En cuanto a los rasgos de carácter de Mohler, diría que era sobre todo un gourmet (y un glotón), amante de la buena cocina francesa, de los buenos vinos de Borgoña o Burdeos y, como ya he dicho, un ávido coleccionista de todo lo relacionado con los numerosos temas que abordaba.
¿Influyó en su trayectoria intelectual el hecho de que Mohler fuera secretario de Ernst Jünger? ¿Cuál fue su relación con Jünger, pero también con otras figuras de la revolución conservadora?
Los años que pasó con Jünger, entre 1949 y 1953, tuvieron sin duda una influencia decisiva en Mohler, aunque sus ideas básicas ya se habían desarrollado antes de su llegada a la nueva residencia de Jünger en Ravensburg, cerca del lago de Constanza (Bodensee), a orillas del cual también vivía Friedrich-Georg Jünger. Como ya he dicho aquí, Mohler quería resucitar el movimiento nacional-revolucionario de 1920 y 1930, desarrollar una crítica de la nueva República Federal que fuera tan virulenta como las críticas nacional-revolucionarias contra la República de Weimar, con el fin, a la larga, derrocar un régimen impuesto por los estadounidenses, al igual que los nacional-revolucionarios anteriores a la época nacionalsocialista querían destruir un régimen cojo, entregado a los franceses, que exigían reparaciones, y a los estadounidenses, que se apoderaban de las palancas de la economía alemana y criminalizaban, en nombre de los principios de Wilson, cualquier afirmación de soberanía o independencia (pero fue Japón la primera víctima tras su toma de control de Manchuria).
Mohler era sin duda un lector de Carl Schmitt y había hecho suyos principios como el «gran espacio» (europeo), la prohibición de que cualquier potencia ajena a este espacio interviniera en él (es decir, la prohibición de cualquier injerencia estadounidense en Europa o Asia), la primacía de la decisión en el proceso político, la importancia del estado de excepción en la historia de un país, etc. Sin embargo, un día tuvo ocasión de decir que el sistema católico en el que siempre se había movido Carl Schmitt le era ajeno, al igual que le era ajeno el sistema aristotélico-tomista del católico Thomas Molnar, cuando polemizó con él en las columnas de la revista Criticon. Mohler es «nominalista» (aunque la elección del término sea desafortunada), es decir, existencialista heroico, en la medida en que, más allá de todas las certezas sustanciales a las que se aferran los católicos, Mohler cree que la voluntad de un líder carismático o de una élite vigorosa puede cambiar el curso de la historia: su visión de la historia no es ni lineal ni cíclica. No cree en un progreso inexorable que avanza hacia el futuro negando u olvidando todos los legados del pasado. Tal avance nunca es duradero y, en algún momento, se estanca y decae. Tampoco cree en el retorno regular de lo mismo. Su visión de la historia es esférica: la esfera del tiempo gira sobre sí misma y el líder carismático o la élite vigorosa pueden impulsar, por voluntad y por el simple ejercicio de su poder, la rotación de la esfera en la dirección que elijan. Y así abrir un nuevo período en la historia de un conjunto político, nacional o civilizatorio. Fundando nuevos valores o transvalorizando los valores agotados de la época anterior. En resumen, es la manifestación de un nuevo «período axial» que comienza así. Por lo tanto, no hay universales eternos, ni generalidades perennes. Mohler, en este sentido, es nietzscheano: «Amor fati».
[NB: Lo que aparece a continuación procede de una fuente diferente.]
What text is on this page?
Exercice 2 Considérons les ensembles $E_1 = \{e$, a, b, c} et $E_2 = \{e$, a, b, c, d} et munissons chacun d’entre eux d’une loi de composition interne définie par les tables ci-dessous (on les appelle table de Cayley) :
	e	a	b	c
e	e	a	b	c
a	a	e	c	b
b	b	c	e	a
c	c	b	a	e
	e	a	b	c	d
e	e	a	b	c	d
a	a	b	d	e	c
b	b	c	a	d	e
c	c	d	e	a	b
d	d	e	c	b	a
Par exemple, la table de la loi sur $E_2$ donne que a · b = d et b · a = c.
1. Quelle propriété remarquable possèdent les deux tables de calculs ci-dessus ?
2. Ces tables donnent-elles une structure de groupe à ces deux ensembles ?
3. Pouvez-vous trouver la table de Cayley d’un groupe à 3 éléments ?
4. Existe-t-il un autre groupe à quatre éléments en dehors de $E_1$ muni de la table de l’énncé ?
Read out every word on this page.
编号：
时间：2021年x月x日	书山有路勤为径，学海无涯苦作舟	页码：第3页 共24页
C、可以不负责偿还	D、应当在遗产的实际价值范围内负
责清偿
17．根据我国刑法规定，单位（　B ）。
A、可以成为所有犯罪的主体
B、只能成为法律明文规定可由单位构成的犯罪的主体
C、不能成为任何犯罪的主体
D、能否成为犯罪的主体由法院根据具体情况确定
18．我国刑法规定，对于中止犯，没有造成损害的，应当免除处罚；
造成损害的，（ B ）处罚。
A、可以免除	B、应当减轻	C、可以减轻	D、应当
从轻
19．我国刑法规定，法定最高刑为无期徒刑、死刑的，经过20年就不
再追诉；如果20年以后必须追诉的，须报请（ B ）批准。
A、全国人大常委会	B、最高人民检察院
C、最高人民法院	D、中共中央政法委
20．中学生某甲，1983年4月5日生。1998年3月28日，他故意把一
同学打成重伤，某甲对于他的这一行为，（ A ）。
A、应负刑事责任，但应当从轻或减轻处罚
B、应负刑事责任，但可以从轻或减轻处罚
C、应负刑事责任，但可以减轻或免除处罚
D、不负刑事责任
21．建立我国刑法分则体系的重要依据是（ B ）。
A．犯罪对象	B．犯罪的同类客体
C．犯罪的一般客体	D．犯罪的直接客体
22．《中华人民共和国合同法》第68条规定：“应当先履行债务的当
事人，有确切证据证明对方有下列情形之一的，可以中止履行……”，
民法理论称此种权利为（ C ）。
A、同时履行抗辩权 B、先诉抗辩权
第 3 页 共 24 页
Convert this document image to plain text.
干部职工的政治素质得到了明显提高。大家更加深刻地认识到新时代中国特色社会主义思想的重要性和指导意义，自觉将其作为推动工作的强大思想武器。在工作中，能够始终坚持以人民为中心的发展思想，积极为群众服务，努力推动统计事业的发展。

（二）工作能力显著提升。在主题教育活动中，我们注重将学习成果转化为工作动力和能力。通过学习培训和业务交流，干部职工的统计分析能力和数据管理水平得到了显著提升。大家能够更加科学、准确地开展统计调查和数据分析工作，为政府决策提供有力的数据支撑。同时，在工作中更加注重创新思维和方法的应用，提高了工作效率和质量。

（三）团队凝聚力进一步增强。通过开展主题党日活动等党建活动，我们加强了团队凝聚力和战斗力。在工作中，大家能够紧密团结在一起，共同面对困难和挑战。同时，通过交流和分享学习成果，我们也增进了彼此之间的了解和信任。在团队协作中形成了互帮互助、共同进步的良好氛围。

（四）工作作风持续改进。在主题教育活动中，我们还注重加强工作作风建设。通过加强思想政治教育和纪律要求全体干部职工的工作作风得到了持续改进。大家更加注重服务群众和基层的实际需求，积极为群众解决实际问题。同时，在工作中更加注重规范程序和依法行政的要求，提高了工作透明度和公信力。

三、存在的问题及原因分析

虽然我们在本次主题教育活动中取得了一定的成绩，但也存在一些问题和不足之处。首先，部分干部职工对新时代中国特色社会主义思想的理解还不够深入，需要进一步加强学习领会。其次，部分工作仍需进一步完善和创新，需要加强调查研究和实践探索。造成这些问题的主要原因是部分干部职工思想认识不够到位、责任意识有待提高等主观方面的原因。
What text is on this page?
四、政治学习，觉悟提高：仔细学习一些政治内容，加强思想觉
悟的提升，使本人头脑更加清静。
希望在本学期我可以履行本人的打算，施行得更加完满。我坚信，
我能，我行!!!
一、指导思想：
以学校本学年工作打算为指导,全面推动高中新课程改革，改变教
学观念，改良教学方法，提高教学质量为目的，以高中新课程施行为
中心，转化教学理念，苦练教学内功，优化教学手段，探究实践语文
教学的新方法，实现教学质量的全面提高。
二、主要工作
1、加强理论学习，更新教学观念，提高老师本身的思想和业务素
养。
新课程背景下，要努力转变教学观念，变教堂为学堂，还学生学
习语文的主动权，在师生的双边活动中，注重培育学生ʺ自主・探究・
¿Cómo se recibió el movimiento de la revolución conservadora fuera de Alemania? ¿Qué intercambios mantuvo con las corrientes de Francia e Italia? En su opinión, ¿existe hoy en día algún movimiento que pueda calificarse de «revolución conservadora»?
Para intentar comprender el impacto de la KR fuera de Alemania, hay que saber que, antes de 1940, el alemán era más conocido y practicado (al menos en lectura) en los países periféricos escandinavos, neerlandeses/flamencos, suizos, húngaros, checos, polacos, croatas o eslovenos de lo que lo es hoy en día, cuando se ha pasado totalmente al inglés. Del mismo modo, en Italia, el interés por las ideas alemanas era real antes de 1940 y, hoy en día, este interés se manifiesta cada vez más en la península itálica que en el resto de Europa. Sin embargo, creo que las grandes figuras de la revolución conservadora alemana se han convertido en clásicos en todo el mundo: basta con tener en cuenta su propio trabajo y saber que los textos de Carl Schmitt son ahora referencias ineludibles en la nueva China de Xi Jinping. Mohler dijo una vez que cuatro quintas partes de los autores que citó en su tesis sobre la revolución conservadora han caído en el olvido o han perdido toda relevancia en la actualidad. Es cierto. Pero los grandes clásicos tienen más importancia que nunca en los debates fundamentales: Jünger, Spengler, Schmitt y Haushofer son pensadores imprescindibles y han conservado toda su virulencia a la hora de cuestionar el sistema. Pertenecían al bando de los vencidos, pero los vencedores no han podido mantener en buen estado de funcionamiento el sistema que instauraron. Este sistema se hunde, se hunde por todas partes, sobre todo desde la crisis de 2008. Las recetas del cuarteto que acabo de citar son las adecuadas para remediar los fracasos del liberalismo americano y pasar a una posmodernidad real, tal y como la concebían Mohler y Welsch y la concibe hoy Dugin.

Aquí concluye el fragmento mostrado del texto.